This report should adhere to a more formal lab report structure. You can see what that entails here.
It can be shown that the analytical prediction for the potential in between the two conducting rings will be described by the expression: $$ \begin{equation} V(r) = A \ln \left( \frac{r}{r_a} \right) \label{eq:potentialfunction} \end{equation} $$ where $A$ is a constant determined by the actual potential difference between the two rings.
1. Prepare a plot of your Potential vs. Position data using the averages for the voltage measurements at various positions.

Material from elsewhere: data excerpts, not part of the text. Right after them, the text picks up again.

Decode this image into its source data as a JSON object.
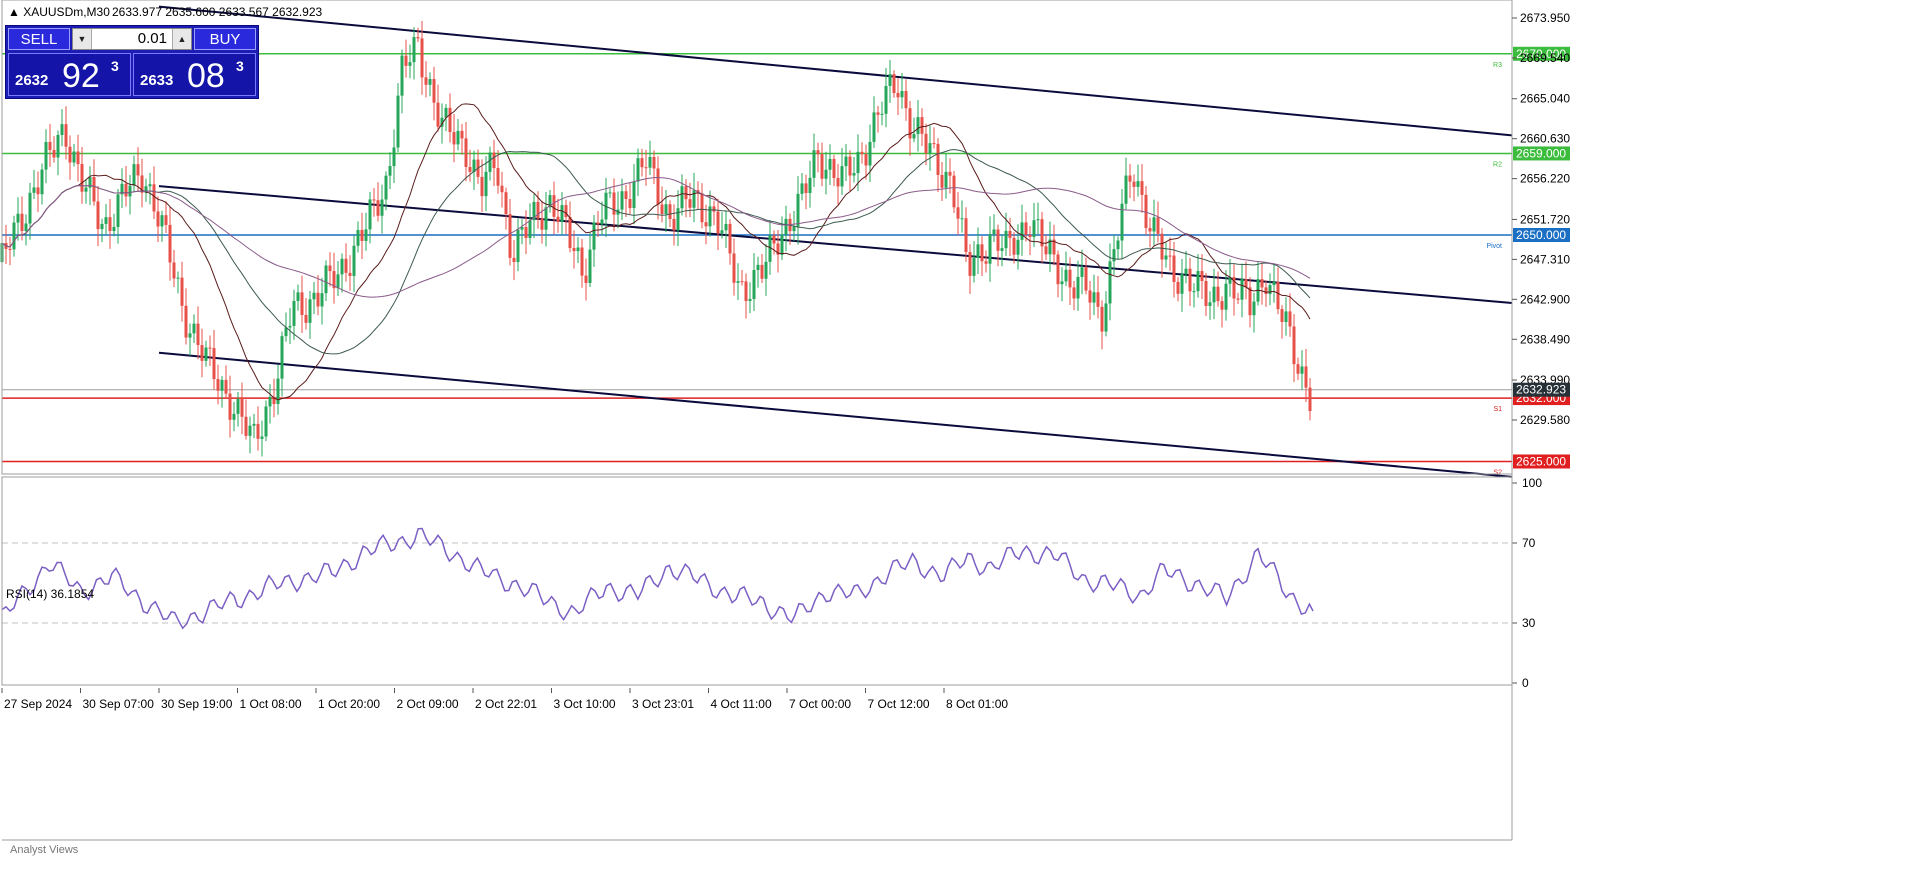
{
  "symbol_line": {
    "title": "XAUUSDm,M30",
    "ohlc": "2633.977 2635.600 2633.567 2632.923"
  },
  "trade_panel": {
    "sell_label": "SELL",
    "buy_label": "BUY",
    "lot": "0.01",
    "bid": {
      "prefix": "2632",
      "big": "92",
      "sup": "3"
    },
    "ask": {
      "prefix": "2633",
      "big": "08",
      "sup": "3"
    }
  },
  "indicator_label": "RSI(14) 36.1854",
  "bottom_label": "Analyst Views",
  "colors": {
    "bull": "#26a65b",
    "bear": "#e8504a",
    "support": "#e02020",
    "resistance": "#3cbc3c",
    "pivot": "#1a6fc4",
    "rsi": "#7b5fc4",
    "trend": "#0a0a3c",
    "current": "#263238"
  },
  "chart_data": [
    {
      "type": "candlestick",
      "title": "",
      "y_ticks": [
        2673.95,
        2669.54,
        2665.04,
        2660.63,
        2656.22,
        2651.72,
        2647.31,
        2642.9,
        2638.49,
        2633.99,
        2629.58
      ],
      "x_ticks": [
        "27 Sep 2024",
        "30 Sep 07:00",
        "30 Sep 19:00",
        "1 Oct 08:00",
        "1 Oct 20:00",
        "2 Oct 09:00",
        "2 Oct 22:01",
        "3 Oct 10:00",
        "3 Oct 23:01",
        "4 Oct 11:00",
        "7 Oct 00:00",
        "7 Oct 12:00",
        "8 Oct 01:00"
      ],
      "current_price": 2632.923,
      "levels": [
        {
          "name": "R3",
          "price": 2670.0,
          "kind": "resistance"
        },
        {
          "name": "R2",
          "price": 2659.0,
          "kind": "resistance"
        },
        {
          "name": "Pivot",
          "price": 2650.0,
          "kind": "pivot"
        },
        {
          "name": "S1",
          "price": 2632.0,
          "kind": "support"
        },
        {
          "name": "S2",
          "price": 2625.0,
          "kind": "support"
        }
      ],
      "trendlines": [
        {
          "from": [
            "30 Sep 19:00",
            2675.2
          ],
          "to": [
            "end",
            2661.0
          ]
        },
        {
          "from": [
            "30 Sep 19:00",
            2655.4
          ],
          "to": [
            "end",
            2642.5
          ]
        },
        {
          "from": [
            "30 Sep 19:00",
            2637.0
          ],
          "to": [
            "end",
            2623.3
          ]
        }
      ],
      "close_path": [
        [
          "27 Sep 2024",
          2647.0
        ],
        [
          0.4,
          2655.0
        ],
        [
          0.8,
          2662.0
        ],
        [
          1.0,
          2656.0
        ],
        [
          1.3,
          2651.0
        ],
        [
          1.6,
          2655.0
        ],
        [
          1.8,
          2657.0
        ],
        [
          2.0,
          2652.0
        ],
        [
          2.3,
          2642.0
        ],
        [
          2.6,
          2636.0
        ],
        [
          2.9,
          2632.0
        ],
        [
          3.2,
          2627.0
        ],
        [
          3.5,
          2634.0
        ],
        [
          3.7,
          2642.0
        ],
        [
          4.0,
          2643.0
        ],
        [
          4.3,
          2646.0
        ],
        [
          4.6,
          2650.0
        ],
        [
          4.9,
          2656.0
        ],
        [
          5.1,
          2668.0
        ],
        [
          5.3,
          2671.0
        ],
        [
          5.6,
          2662.0
        ],
        [
          5.9,
          2660.0
        ],
        [
          6.1,
          2655.0
        ],
        [
          6.3,
          2658.0
        ],
        [
          6.5,
          2648.0
        ],
        [
          6.8,
          2652.0
        ],
        [
          7.0,
          2654.0
        ],
        [
          7.2,
          2650.0
        ],
        [
          7.4,
          2646.0
        ],
        [
          7.6,
          2652.0
        ],
        [
          7.9,
          2654.0
        ],
        [
          8.2,
          2658.0
        ],
        [
          8.5,
          2652.0
        ],
        [
          8.8,
          2654.0
        ],
        [
          9.1,
          2652.0
        ],
        [
          9.4,
          2644.0
        ],
        [
          9.7,
          2646.0
        ],
        [
          9.9,
          2650.0
        ],
        [
          10.2,
          2654.0
        ],
        [
          10.4,
          2659.0
        ],
        [
          10.7,
          2656.0
        ],
        [
          10.9,
          2658.0
        ],
        [
          11.2,
          2664.0
        ],
        [
          11.4,
          2667.0
        ],
        [
          11.6,
          2662.0
        ],
        [
          11.9,
          2658.0
        ],
        [
          12.1,
          2656.0
        ],
        [
          12.3,
          2646.0
        ],
        [
          12.6,
          2650.0
        ],
        [
          12.8,
          2648.0
        ],
        [
          13.1,
          2652.0
        ],
        [
          13.3,
          2648.0
        ],
        [
          13.6,
          2645.0
        ],
        [
          13.8,
          2644.0
        ],
        [
          14.0,
          2641.0
        ],
        [
          14.2,
          2650.0
        ],
        [
          14.4,
          2657.0
        ],
        [
          14.7,
          2650.0
        ],
        [
          14.9,
          2645.0
        ],
        [
          15.1,
          2646.0
        ],
        [
          15.4,
          2642.0
        ],
        [
          15.6,
          2645.0
        ],
        [
          15.9,
          2642.0
        ],
        [
          16.1,
          2646.0
        ],
        [
          16.3,
          2641.0
        ],
        [
          16.5,
          2636.0
        ],
        [
          16.7,
          2632.0
        ]
      ]
    },
    {
      "type": "line",
      "title": "RSI(14) 36.1854",
      "ylim": [
        0,
        100
      ],
      "y_ticks": [
        100,
        70,
        30,
        0
      ],
      "guides": [
        70,
        30
      ],
      "x": [
        0,
        0.6,
        1.0,
        1.4,
        1.8,
        2.2,
        2.6,
        3.0,
        3.4,
        3.8,
        4.2,
        4.6,
        5.0,
        5.3,
        5.7,
        6.1,
        6.5,
        6.9,
        7.3,
        7.7,
        8.1,
        8.5,
        8.9,
        9.3,
        9.7,
        10.1,
        10.5,
        10.9,
        11.3,
        11.6,
        12.0,
        12.3,
        12.6,
        13.0,
        13.4,
        13.8,
        14.2,
        14.5,
        14.8,
        15.2,
        15.6,
        16.0,
        16.4,
        16.7
      ],
      "values": [
        32,
        60,
        46,
        53,
        41,
        30,
        36,
        42,
        48,
        52,
        55,
        65,
        70,
        74,
        66,
        56,
        50,
        42,
        35,
        48,
        44,
        58,
        51,
        44,
        40,
        32,
        46,
        44,
        56,
        60,
        54,
        62,
        58,
        66,
        64,
        52,
        48,
        44,
        56,
        50,
        42,
        65,
        44,
        36
      ]
    }
  ]
}
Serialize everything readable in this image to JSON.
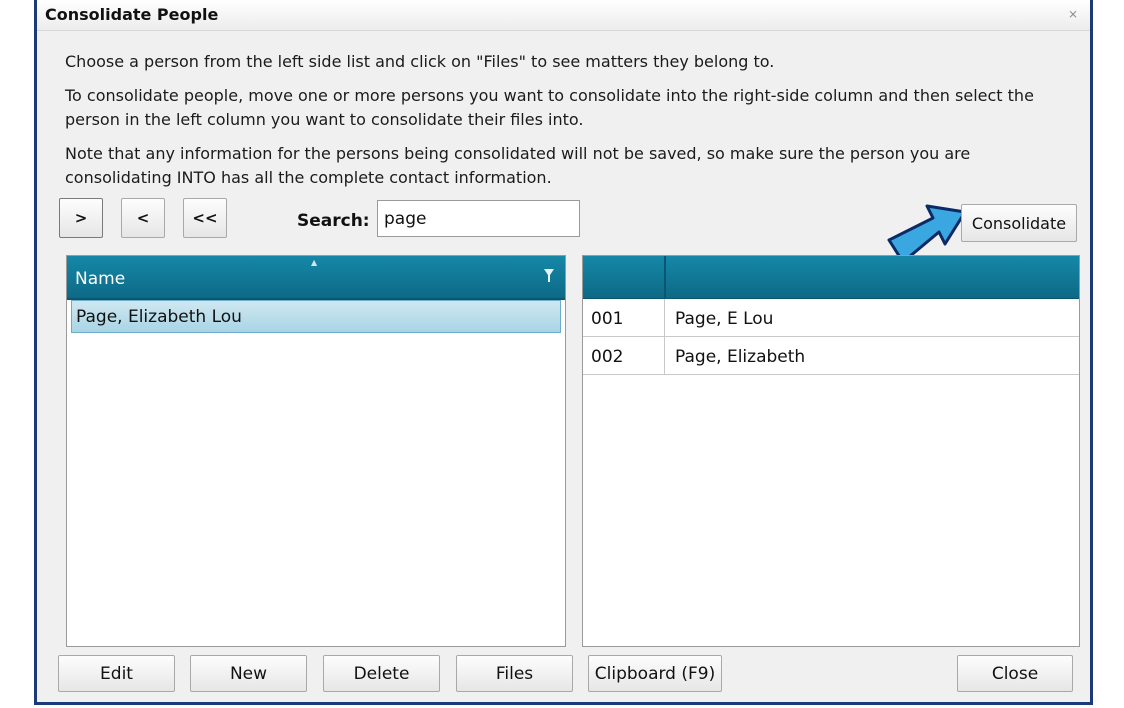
{
  "window": {
    "title": "Consolidate People",
    "close_glyph": "⨯"
  },
  "instructions": {
    "line1": "Choose a person from the left side list and click on \"Files\" to see matters they belong to.",
    "line2": "To consolidate people, move one or more persons you want to consolidate into the right-side column and then select the person in the left column you want to consolidate their files into.",
    "line3": "Note that any information for the persons being consolidated will not be saved, so make sure the person you are consolidating INTO has all the complete contact information."
  },
  "toolbar": {
    "move_right": ">",
    "move_left": "<",
    "move_all_left": "<<",
    "search_label": "Search:",
    "search_value": "page",
    "consolidate": "Consolidate"
  },
  "left_grid": {
    "header": "Name",
    "rows": [
      "Page, Elizabeth Lou"
    ]
  },
  "right_grid": {
    "rows": [
      {
        "id": "001",
        "name": "Page, E Lou"
      },
      {
        "id": "002",
        "name": "Page, Elizabeth"
      }
    ]
  },
  "buttons": {
    "edit": "Edit",
    "new": "New",
    "delete": "Delete",
    "files": "Files",
    "clipboard": "Clipboard (F9)",
    "close": "Close"
  },
  "colors": {
    "header_teal": "#1687a8",
    "selected_row": "#a9d4e5",
    "annotation_arrow": "#3aa7e0",
    "window_border": "#1a3a7a"
  }
}
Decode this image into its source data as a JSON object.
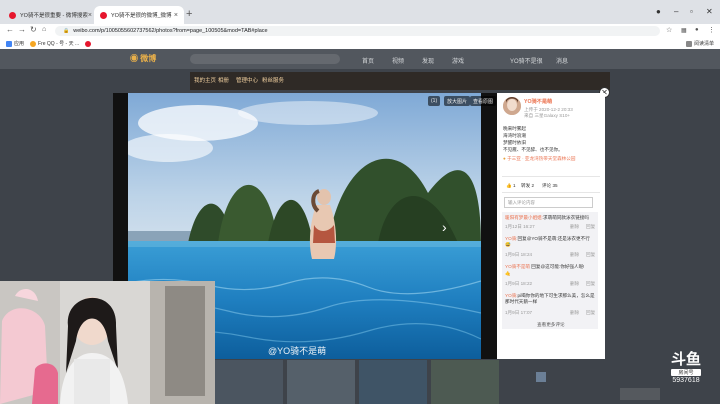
{
  "browser": {
    "tabs": [
      {
        "title": "YO骑不是很重要 - 微博搜索"
      },
      {
        "title": "YO骑不是很的微博_微博"
      }
    ],
    "address": "weibo.com/p/1005055602737562/photos?from=page_100505&mod=TAB#place",
    "bookmarks": [
      "应用",
      "Fre QQ - 号 - 天 ..."
    ],
    "bookmarks_right": "阅读清单"
  },
  "weibo": {
    "logo": "微博",
    "nav_items": [
      "首页",
      "视频",
      "发现",
      "游戏",
      "YO骑不是很",
      "消息"
    ],
    "profile_tabs": [
      "我的主页",
      "相册",
      "管理中心",
      "粉丝服务"
    ]
  },
  "viewer": {
    "buttons": [
      "(1)",
      "放大图片",
      "查看原图"
    ],
    "watermark": "@YO骑不是萌",
    "next": "›"
  },
  "post": {
    "author": "YO骑不是萌",
    "time": "上传于 2020-12-2 20:33",
    "device": "来自 三星Galaxy S10+",
    "lines": [
      "晚来时雾起",
      "海湾时浪潮",
      "梦醒时依旧",
      "不见雁、不见醉、也不见你。"
    ],
    "location": "于三亚 · 亚龙湾热带天堂森林公园",
    "stats": {
      "likes": "1",
      "forward": "转发 2",
      "comments": "评论 35"
    }
  },
  "comments": {
    "placeholder": "输入评论内容",
    "items": [
      {
        "user": "暖阳有梦最小姐姐:",
        "text": "求萌萌同款泳衣链接吗",
        "date": "1月12日 16:27",
        "actions": [
          "删除",
          "回复"
        ]
      },
      {
        "user": "YO骑:",
        "text": "回复@YO骑不是萌:还是泳衣更不行",
        "date": "1月9日 18:24",
        "actions": [
          "删除",
          "回复"
        ]
      },
      {
        "user": "YO骑不是萌",
        "text": "回复@这可能:你好强人呢!",
        "date": "1月9日 18:22",
        "actions": [
          "删除",
          "回复"
        ]
      },
      {
        "user": "YO骑:",
        "text": "pi喝你你的地下可生求那么美，怎么是那时代天鹅一样",
        "date": "1月9日 17:07",
        "actions": [
          "删除",
          "回复"
        ]
      }
    ],
    "more": "查看更多评论"
  },
  "overlay": {
    "brand": "斗鱼",
    "sub": "房间号",
    "room": "5937618"
  }
}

It should resemble a log function.
2. Also plot $V$ vs. $\ln(r)$. This should be a straight line.
3. Use the above to establish a value for the constant $A$. What units should it have?
The relation between fields and potential is given by: $$ \begin{equation} E_x = - \frac{\Delta V}{\Delta x} \label{eq:fieldgradpot} \end{equation} $$
3. Use equation \eqref{eq:fieldgradpot} and \eqref{eq:potentialfunction} to obtain an expression for the electric field.
4. Make an analytical plot of the electric field as a function of position between the rings, $E(r)$
5. On the sheet provided here, draw the equipotential lines corresponding to 1, 2, 3, and 4 V at approximately the correct locations based on your data and understanding of equation \eqref{eq:potentialfunction}.
6. Also draw several field lines indicating the direction of the electric field between the rings.
Submit this visualization along with the rest of the lab write-up.